I think the time in new cities with fresh perspectives has been good. I'm reinvigorated. I'm feeling imaginative.

Best Regards.

Wednesday, March 3, 2010

The Important Matter of Value

Before we get started today, let's quickly define convention, just to ensure we're all on the same page.

When I talk about value, I mean something that is worth money. Value is something that someone will pay for. If you provide a person with value, be it a good or a service, you can expect a denomination of dollars in return. If you think you are providing someone something, but they don't want to trade the contents of their purse, then you don't have something of value. I know there is a lot of hype these days about good business being about more than money, blah blah blah. It's bullshit, at least in the beginning. Before you can have a business that is about more than money, it needs to be about money.

That paragraph prior is redundant, but ever so important.

Because without that fiat currency, you won't be able to rent an office, employ a staff, develop a website or market your offering. The world goes around because money makes it spin.

And let me make one thing clear, I have serious beef with people who don't understand, nay, refuse to accept, this concept. Listen here, hippy: You can protest and hunger-strike all you like, but in my eyes, that's the easy way out. Your goals would be much more graspable if you were to just realize the rules that govern our globe. If only you would work your way up the corporate ladder, so that once on top you could make the right, responsible strategic decisions with a real impact. But that would require foresight and determination, not to say that all hippies lack such qualities.

Anyways, back to the lecture at hand, I've talked a little bit about how implementing something of value is crucial to business success. But in penning my last post, I feel I might have skipped a beat. Allow me to backtrack, please. I have come to believe, through brutal experience, that your idea of value, and your target market's idea of value, can be completely different. The question then, becomes how do we efficiently and effectively bridge this rift?

Communicate. More specifically, communicate with your potential customers. Ask strangers in your target market what they are looking for. Ask strangers, objective, critical strangers - the opposite of your mother. It sounds easy, but it takes action. You might be surprised by what you hear. But as long as you can adapt, you'll be fine. Get the hard stuff out of the way early. It's going to be a lot harder when you find out, 6 months and innumerable expenses later at the launch of your first product, that you've got a flop on your hands.

Find out what the needs are of the clients you want to serve.

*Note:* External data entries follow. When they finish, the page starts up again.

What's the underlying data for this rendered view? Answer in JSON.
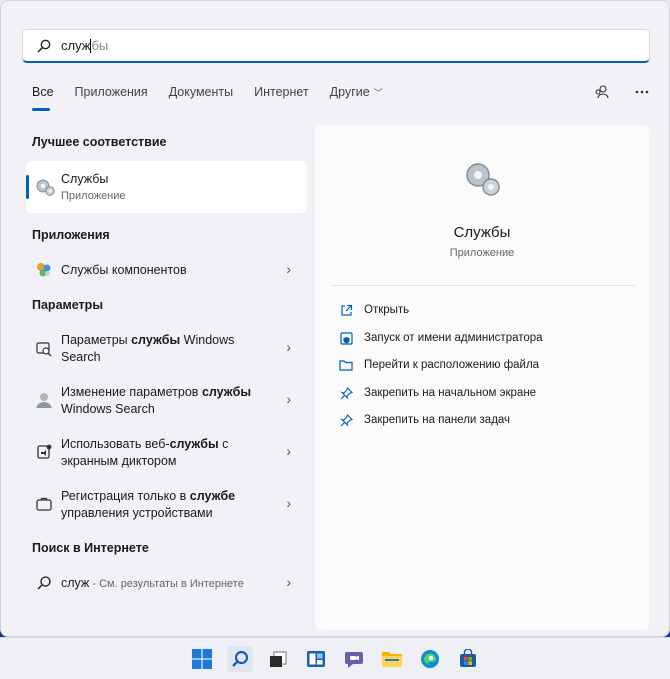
{
  "search": {
    "typed": "служ",
    "suggested_rest": "бы"
  },
  "tabs": [
    {
      "label": "Все"
    },
    {
      "label": "Приложения"
    },
    {
      "label": "Документы"
    },
    {
      "label": "Интернет"
    },
    {
      "label": "Другие"
    }
  ],
  "sections": {
    "best_match": "Лучшее соответствие",
    "apps": "Приложения",
    "settings": "Параметры",
    "web": "Поиск в Интернете"
  },
  "best_match": {
    "name": "Службы",
    "type": "Приложение"
  },
  "apps": [
    {
      "label": "Службы компонентов"
    }
  ],
  "settings": [
    {
      "pre": "Параметры ",
      "bold": "службы",
      "post": " Windows Search"
    },
    {
      "pre": "Изменение параметров ",
      "bold": "службы",
      "post": " Windows Search"
    },
    {
      "pre": "Использовать веб-",
      "bold": "службы",
      "post": " с экранным диктором"
    },
    {
      "pre": "Регистрация только в ",
      "bold": "службе",
      "post": " управления устройствами"
    }
  ],
  "web": {
    "query": "служ",
    "suffix": " - См. результаты в Интернете"
  },
  "preview": {
    "name": "Службы",
    "type": "Приложение",
    "actions": [
      {
        "label": "Открыть",
        "icon": "open-icon"
      },
      {
        "label": "Запуск от имени администратора",
        "icon": "shield-icon"
      },
      {
        "label": "Перейти к расположению файла",
        "icon": "folder-icon"
      },
      {
        "label": "Закрепить на начальном экране",
        "icon": "pin-icon"
      },
      {
        "label": "Закрепить на панели задач",
        "icon": "pin-icon"
      }
    ]
  },
  "colors": {
    "accent": "#005fb8"
  }
}
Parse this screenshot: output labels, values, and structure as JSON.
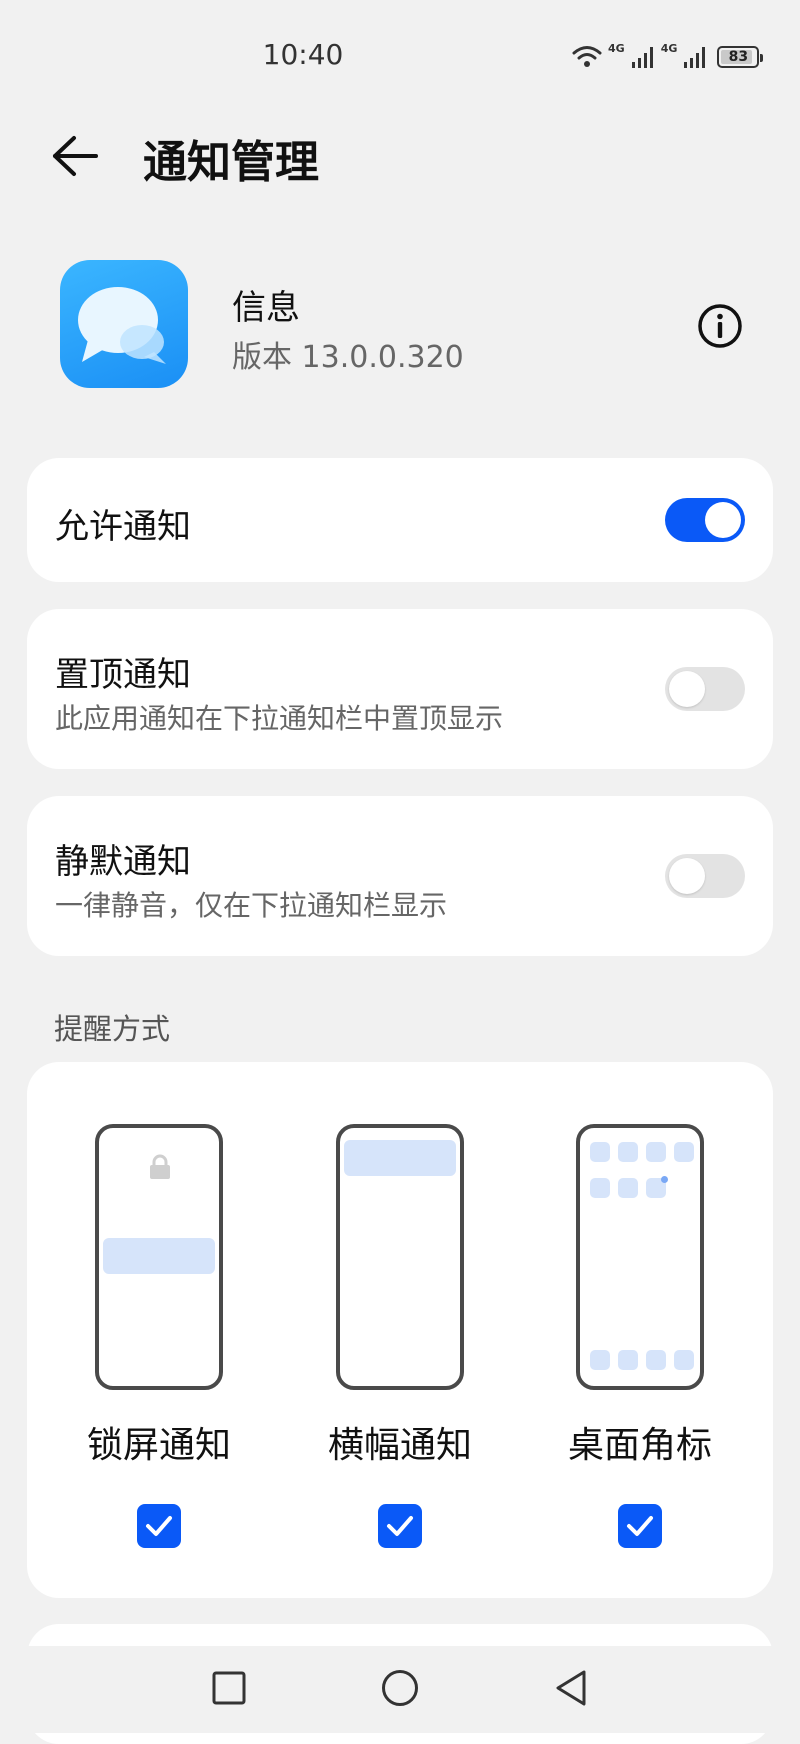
{
  "status_bar": {
    "time": "10:40",
    "signal1_label": "4G",
    "signal2_label": "4G",
    "battery": "83"
  },
  "header": {
    "title": "通知管理",
    "back_icon": "arrow-left-icon"
  },
  "app": {
    "name": "信息",
    "version": "版本 13.0.0.320",
    "icon": "message-bubble-icon",
    "info_icon": "info-circle-icon"
  },
  "settings": {
    "allow": {
      "label": "允许通知",
      "on": true
    },
    "pin": {
      "label": "置顶通知",
      "description": "此应用通知在下拉通知栏中置顶显示",
      "on": false
    },
    "silent": {
      "label": "静默通知",
      "description": "一律静音，仅在下拉通知栏显示",
      "on": false
    }
  },
  "reminder": {
    "section_label": "提醒方式",
    "options": [
      {
        "label": "锁屏通知",
        "checked": true
      },
      {
        "label": "横幅通知",
        "checked": true
      },
      {
        "label": "桌面角标",
        "checked": true
      }
    ]
  },
  "navbar": {
    "recent_icon": "square-icon",
    "home_icon": "circle-icon",
    "back_icon": "triangle-back-icon"
  },
  "colors": {
    "accent": "#0a59f7",
    "background": "#f1f1f1",
    "card": "#ffffff"
  }
}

Listen to their answers and follow-up with more questions. Understand why their needs are important to them.

NOTE: I'm sort of just laying the framework, figuring out for the direction of this blog as I go. In doing so I'm applying the principle I'll touch on in my next post.

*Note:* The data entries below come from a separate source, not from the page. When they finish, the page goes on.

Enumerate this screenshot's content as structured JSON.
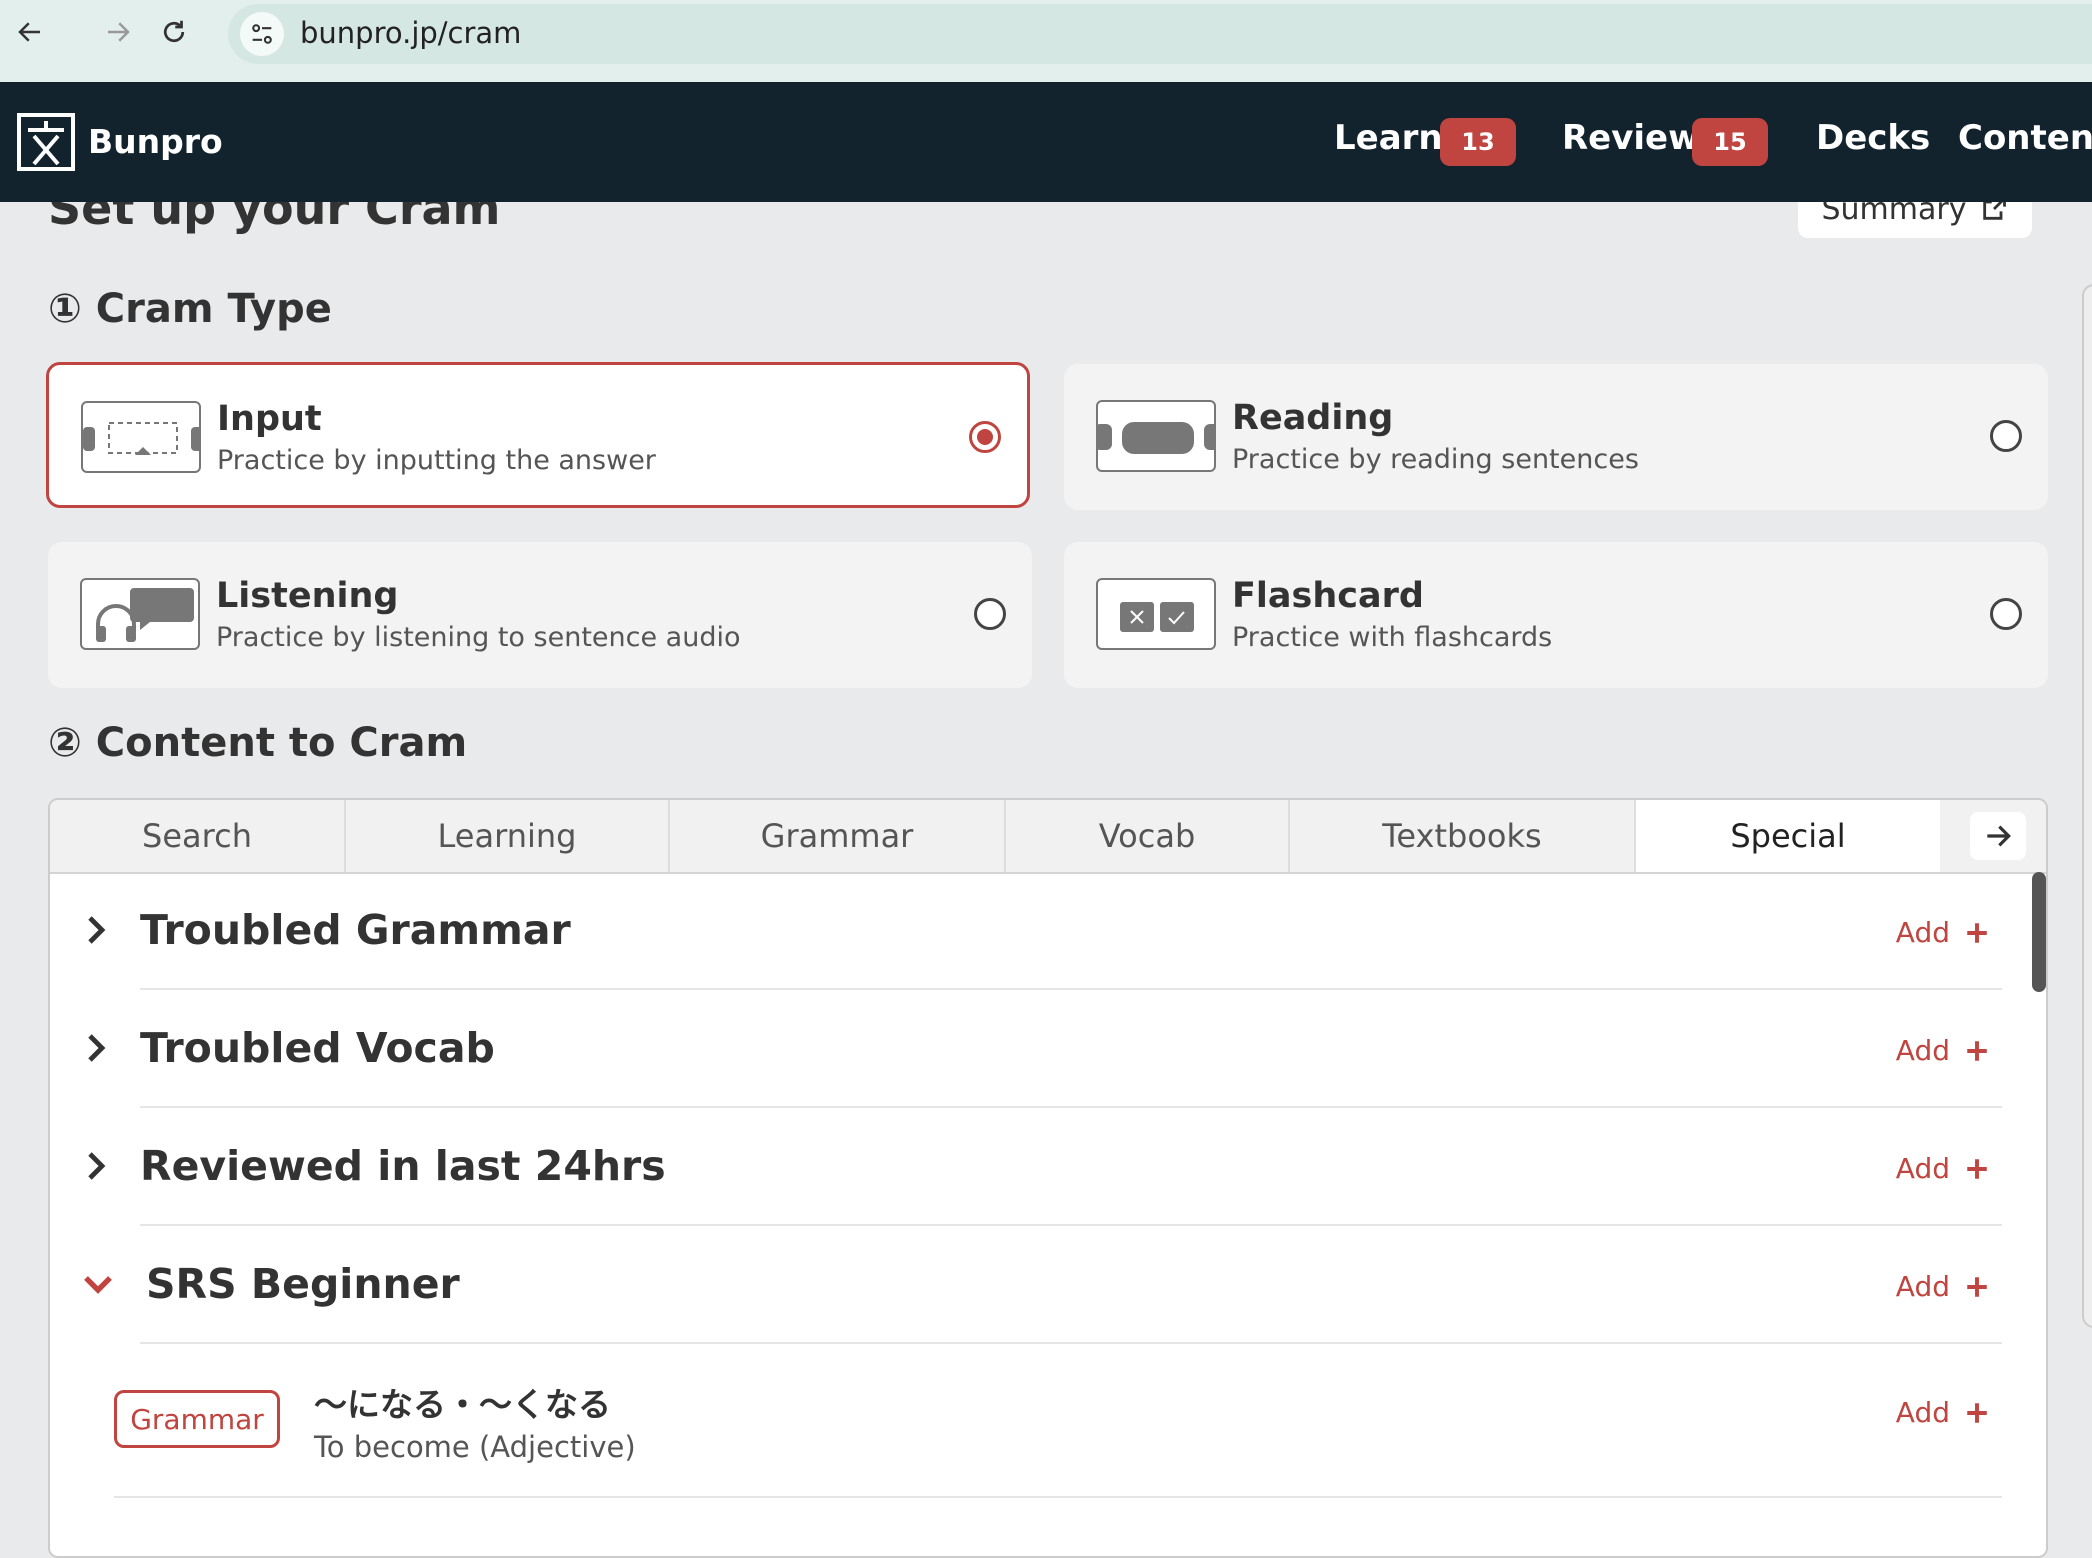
{
  "browser": {
    "url": "bunpro.jp/cram"
  },
  "header": {
    "brand": "Bunpro",
    "nav": [
      {
        "label": "Learn",
        "badge": "13"
      },
      {
        "label": "Review",
        "badge": "15"
      },
      {
        "label": "Decks"
      },
      {
        "label": "Content"
      }
    ],
    "accent": "#c0443f",
    "bg": "#12232e"
  },
  "page": {
    "title": "Set up your Cram",
    "summary_label": "Summary"
  },
  "cram_type": {
    "heading": "① Cram Type",
    "options": [
      {
        "title": "Input",
        "desc": "Practice by inputting the answer",
        "selected": true,
        "icon": "input-icon"
      },
      {
        "title": "Reading",
        "desc": "Practice by reading sentences",
        "selected": false,
        "icon": "reading-icon"
      },
      {
        "title": "Listening",
        "desc": "Practice by listening to sentence audio",
        "selected": false,
        "icon": "listening-icon"
      },
      {
        "title": "Flashcard",
        "desc": "Practice with flashcards",
        "selected": false,
        "icon": "flashcard-icon"
      }
    ]
  },
  "content": {
    "heading": "② Content to Cram",
    "tabs": [
      "Search",
      "Learning",
      "Grammar",
      "Vocab",
      "Textbooks",
      "Special"
    ],
    "active_tab": "Special",
    "add_label": "Add",
    "rows": [
      {
        "title": "Troubled Grammar",
        "expanded": false
      },
      {
        "title": "Troubled Vocab",
        "expanded": false
      },
      {
        "title": "Reviewed in last 24hrs",
        "expanded": false
      },
      {
        "title": "SRS Beginner",
        "expanded": true
      }
    ],
    "items": [
      {
        "tag": "Grammar",
        "jp": "〜になる・〜くなる",
        "en": "To become (Adjective)"
      }
    ]
  }
}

NOTE II: Once I'm happy with this here foundation I've laid, I'll get more specific and detailed by illustrating my posts with my own personal examples over the course of the last 6 months. Bear with me, for now; it'll be worth it, I promise.

Monday, March 1, 2010

Ideas are Irrelevant

You have a great idea for a business, do you? You're going to change the world, right? I hate to be the bearer of bad news (not really), but hear me now: Your idea doesn't matter.

This critically important notion was a particularly difficult lesson for me to learn. That's why I'm sharing it with you so early on, in the most nascent stages of this here internet blog. Personally speaking, I'm an idea man. I am easily excited and I love to think about big picture possibilities. I have approximately 12 million and 6 ideas for ways to change the world. Too bad I'm unable to implement most of them.

That's what it boils down to, friends: Implementation and action. If you can't make it happen, it won't translate to dollars. And dollars, are what this business thing is all about - at least in the beginning. If you don't have cashflow you don't have a business.

I implore you then, to stop spending your days daydreaming about a diverse plethora of lofty ideas. To start the meander down your path to start-up success, just zoom in on one of these great plans, preferably one that provides people in need, something of value (value being something that they will happily hand you "scrilla" for) and make it happen.